The City-County Council, however, adopted property tax rates that in effect require the Library to take the $1.5 million increase needed for the bonds out of the Capitol Projects Fund, so that the combined over-all rate would remain the same. This caused the short-term capital projects that can not be postponed to be switched back to the operating budget. The overall effect is to cause the operating budget of the Library to be short an additional $1.5 million. Once again, had the Library been imprudent and sold the bonds in 2004 before they were needed, the increase would have occurred before the City-County Council had the authority to say “no.”
So where does this leave the Library?
First, we need to issue the bonds to complete the Central Library expansion and renovation project. This will allow us to serve the public’s growing and more technologically sophisticated informational needs while gaining efficiency from adding the expanded Central as the hub of our system.

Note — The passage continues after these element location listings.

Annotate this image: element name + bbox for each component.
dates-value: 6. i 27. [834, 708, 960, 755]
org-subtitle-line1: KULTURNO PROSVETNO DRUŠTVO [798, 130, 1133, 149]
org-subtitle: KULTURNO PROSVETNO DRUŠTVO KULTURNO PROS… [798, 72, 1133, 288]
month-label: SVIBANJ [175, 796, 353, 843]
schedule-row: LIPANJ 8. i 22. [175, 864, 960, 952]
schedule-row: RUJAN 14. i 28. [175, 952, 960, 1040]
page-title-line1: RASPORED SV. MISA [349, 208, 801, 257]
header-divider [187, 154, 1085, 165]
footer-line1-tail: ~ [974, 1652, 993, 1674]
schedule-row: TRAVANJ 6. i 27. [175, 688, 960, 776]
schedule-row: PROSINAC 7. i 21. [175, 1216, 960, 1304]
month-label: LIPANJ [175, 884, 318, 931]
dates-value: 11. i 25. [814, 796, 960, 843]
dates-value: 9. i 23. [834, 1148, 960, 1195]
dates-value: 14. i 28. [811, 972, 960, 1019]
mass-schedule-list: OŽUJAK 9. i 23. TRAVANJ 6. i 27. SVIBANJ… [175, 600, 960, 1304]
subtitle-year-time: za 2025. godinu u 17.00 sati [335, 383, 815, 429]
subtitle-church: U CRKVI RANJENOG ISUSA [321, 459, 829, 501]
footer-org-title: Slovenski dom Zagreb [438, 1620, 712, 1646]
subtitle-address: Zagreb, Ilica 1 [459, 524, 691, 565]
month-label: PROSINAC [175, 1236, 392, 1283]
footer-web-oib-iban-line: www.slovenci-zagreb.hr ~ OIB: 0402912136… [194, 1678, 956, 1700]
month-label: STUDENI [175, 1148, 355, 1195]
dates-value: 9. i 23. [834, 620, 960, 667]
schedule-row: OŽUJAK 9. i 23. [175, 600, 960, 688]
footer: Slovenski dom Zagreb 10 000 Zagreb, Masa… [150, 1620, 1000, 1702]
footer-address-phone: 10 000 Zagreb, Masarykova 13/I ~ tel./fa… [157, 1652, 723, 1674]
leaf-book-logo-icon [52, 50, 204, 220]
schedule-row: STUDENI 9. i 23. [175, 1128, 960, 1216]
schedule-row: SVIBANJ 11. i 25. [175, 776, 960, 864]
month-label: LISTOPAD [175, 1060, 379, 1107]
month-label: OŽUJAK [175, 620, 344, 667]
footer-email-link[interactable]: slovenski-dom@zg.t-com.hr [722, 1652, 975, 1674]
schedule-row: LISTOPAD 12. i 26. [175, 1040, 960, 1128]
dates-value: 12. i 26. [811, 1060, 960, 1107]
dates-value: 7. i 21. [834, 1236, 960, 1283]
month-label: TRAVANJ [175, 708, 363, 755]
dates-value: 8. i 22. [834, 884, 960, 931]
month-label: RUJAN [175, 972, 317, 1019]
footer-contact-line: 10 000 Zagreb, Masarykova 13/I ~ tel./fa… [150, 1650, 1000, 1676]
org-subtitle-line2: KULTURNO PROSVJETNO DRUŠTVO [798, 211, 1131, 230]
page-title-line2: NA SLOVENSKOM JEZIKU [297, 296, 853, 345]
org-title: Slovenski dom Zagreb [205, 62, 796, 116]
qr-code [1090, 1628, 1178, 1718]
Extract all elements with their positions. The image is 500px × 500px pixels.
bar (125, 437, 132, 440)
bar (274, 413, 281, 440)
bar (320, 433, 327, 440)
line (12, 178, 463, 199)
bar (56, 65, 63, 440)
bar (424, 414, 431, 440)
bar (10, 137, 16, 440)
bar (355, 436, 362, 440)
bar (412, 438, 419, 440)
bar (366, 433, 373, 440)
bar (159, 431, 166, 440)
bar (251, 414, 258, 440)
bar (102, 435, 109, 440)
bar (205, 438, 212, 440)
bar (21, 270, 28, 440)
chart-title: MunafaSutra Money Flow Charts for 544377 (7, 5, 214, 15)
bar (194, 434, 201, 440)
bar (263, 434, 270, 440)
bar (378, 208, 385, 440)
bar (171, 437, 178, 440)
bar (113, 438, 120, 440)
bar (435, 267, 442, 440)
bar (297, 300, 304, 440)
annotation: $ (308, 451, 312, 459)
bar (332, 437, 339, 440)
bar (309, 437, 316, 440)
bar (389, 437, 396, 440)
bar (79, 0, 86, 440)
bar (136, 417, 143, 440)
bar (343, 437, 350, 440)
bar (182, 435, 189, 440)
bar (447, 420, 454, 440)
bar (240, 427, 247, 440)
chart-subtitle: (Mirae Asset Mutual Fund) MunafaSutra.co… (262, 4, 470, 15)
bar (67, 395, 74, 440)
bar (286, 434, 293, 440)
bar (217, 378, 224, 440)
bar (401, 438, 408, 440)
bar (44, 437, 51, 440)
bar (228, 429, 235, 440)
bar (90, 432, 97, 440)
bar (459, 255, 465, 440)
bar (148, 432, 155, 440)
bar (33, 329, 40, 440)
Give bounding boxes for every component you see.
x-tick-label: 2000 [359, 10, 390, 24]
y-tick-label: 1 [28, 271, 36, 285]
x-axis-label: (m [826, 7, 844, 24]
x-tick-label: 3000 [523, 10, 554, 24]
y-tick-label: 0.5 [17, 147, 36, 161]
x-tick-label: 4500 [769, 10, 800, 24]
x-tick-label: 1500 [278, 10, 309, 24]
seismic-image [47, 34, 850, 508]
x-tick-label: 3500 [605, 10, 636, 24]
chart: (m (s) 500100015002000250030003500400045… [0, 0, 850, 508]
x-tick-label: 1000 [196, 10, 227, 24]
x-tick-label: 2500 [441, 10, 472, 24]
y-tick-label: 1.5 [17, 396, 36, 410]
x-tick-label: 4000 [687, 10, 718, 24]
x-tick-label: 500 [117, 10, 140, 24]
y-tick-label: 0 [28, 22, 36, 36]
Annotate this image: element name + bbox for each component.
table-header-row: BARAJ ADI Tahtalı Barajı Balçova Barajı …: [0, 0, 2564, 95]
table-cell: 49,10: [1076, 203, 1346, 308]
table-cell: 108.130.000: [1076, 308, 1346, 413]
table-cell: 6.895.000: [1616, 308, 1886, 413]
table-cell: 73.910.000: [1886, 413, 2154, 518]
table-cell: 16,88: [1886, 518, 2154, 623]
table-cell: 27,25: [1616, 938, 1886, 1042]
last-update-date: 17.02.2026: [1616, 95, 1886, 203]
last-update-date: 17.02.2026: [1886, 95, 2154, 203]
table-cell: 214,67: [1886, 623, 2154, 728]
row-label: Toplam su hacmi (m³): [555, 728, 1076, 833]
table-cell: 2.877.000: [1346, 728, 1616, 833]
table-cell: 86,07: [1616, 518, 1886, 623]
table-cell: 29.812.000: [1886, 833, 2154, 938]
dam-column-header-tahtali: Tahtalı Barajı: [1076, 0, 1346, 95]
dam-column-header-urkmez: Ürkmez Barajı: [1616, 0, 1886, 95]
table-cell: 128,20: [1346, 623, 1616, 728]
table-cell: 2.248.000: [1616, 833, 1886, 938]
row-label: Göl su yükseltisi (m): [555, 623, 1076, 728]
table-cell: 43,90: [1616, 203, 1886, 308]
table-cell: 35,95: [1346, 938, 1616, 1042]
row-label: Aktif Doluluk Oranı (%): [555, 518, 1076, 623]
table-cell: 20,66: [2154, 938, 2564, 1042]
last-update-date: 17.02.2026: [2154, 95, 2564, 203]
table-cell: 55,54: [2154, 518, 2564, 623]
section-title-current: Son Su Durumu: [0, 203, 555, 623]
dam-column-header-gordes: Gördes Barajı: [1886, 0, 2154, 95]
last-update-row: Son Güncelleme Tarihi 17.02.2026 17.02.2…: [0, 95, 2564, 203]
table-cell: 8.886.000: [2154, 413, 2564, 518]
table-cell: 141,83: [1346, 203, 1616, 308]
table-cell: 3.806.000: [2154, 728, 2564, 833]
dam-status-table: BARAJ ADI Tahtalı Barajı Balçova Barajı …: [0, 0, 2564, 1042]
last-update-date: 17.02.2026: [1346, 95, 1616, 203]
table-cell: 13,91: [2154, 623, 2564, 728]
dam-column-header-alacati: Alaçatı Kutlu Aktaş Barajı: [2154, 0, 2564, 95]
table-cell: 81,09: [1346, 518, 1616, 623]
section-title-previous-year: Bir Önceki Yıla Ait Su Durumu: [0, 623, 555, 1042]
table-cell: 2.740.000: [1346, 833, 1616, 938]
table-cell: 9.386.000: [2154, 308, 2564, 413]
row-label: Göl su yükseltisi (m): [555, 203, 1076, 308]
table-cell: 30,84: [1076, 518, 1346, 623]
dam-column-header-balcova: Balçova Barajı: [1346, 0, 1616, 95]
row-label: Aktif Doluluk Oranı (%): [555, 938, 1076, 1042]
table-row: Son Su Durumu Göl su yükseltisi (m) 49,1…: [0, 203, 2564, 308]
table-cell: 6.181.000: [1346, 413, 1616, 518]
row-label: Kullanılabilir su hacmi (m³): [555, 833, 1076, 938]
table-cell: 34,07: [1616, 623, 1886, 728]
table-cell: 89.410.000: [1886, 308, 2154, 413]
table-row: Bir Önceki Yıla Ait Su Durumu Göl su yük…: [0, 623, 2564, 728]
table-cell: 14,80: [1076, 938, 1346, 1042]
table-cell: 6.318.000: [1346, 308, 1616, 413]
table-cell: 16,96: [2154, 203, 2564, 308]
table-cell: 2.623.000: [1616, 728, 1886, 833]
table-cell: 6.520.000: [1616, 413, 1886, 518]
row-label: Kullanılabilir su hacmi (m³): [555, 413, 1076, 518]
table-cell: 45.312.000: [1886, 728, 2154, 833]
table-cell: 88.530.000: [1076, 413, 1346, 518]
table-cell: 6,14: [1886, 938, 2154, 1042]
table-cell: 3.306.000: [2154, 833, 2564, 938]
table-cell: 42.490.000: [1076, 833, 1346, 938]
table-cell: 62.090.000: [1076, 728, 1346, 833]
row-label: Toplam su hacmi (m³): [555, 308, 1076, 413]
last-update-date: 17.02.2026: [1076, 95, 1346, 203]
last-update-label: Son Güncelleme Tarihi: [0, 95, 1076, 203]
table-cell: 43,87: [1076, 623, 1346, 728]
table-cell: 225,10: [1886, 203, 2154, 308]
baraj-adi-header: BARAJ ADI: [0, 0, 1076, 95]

At the same time we need to work out a solution to the operating budget shortfall -- a shortfall created by the state’s legislation and the City-County Council’s recent decision. If no action is taken, in addition to the $1 million shortfall in the 2006 operating budget, we estimate there will be a $3.3 million shortfall in the 2007 budget and in 2008 (the first full year of operating Central) we estimate the shortage will be $6.3 million. The estimated percent shortfall for these three years is 2 percent in 2006, 9 percent in 2007, and 14 percent in 2008. Clearly, the Library cannot continue at its present pace.
Couldn’t the Library operate more efficiently?
No doubt, every organization could operate more efficiently. However, IMCPL is already one of the most efficiently run library systems in the United States. Based on 2004 data from the Public Library Association, IMCPL is the sixth most efficient among the fifty largest library systems in the nation. In this comparison, efficiency was measured by dividing each library system’s total operating budget by its total circulation.
What was impressive about this efficiency comparison was that it came in a year when IMCPL’s circulation was down due to the Central construction project which forces patrons to use the Interim Central facility. In 2005 IMCPL had a total circulation of 12.2 million items. In the last full year at old Central our circulation was more than 13 million. Our numbers and rankings will improve even further once the new expanded Central reopens in 2007.
The nationally recognized Hennin Ratings, recently released its 2005 library system rankings. Among library systems with a population of more than 500,000, IMCPL ranked sixth in the nation. We have consistently ranked in that ranking’s top ten over the years. There are 76 library systems in our category.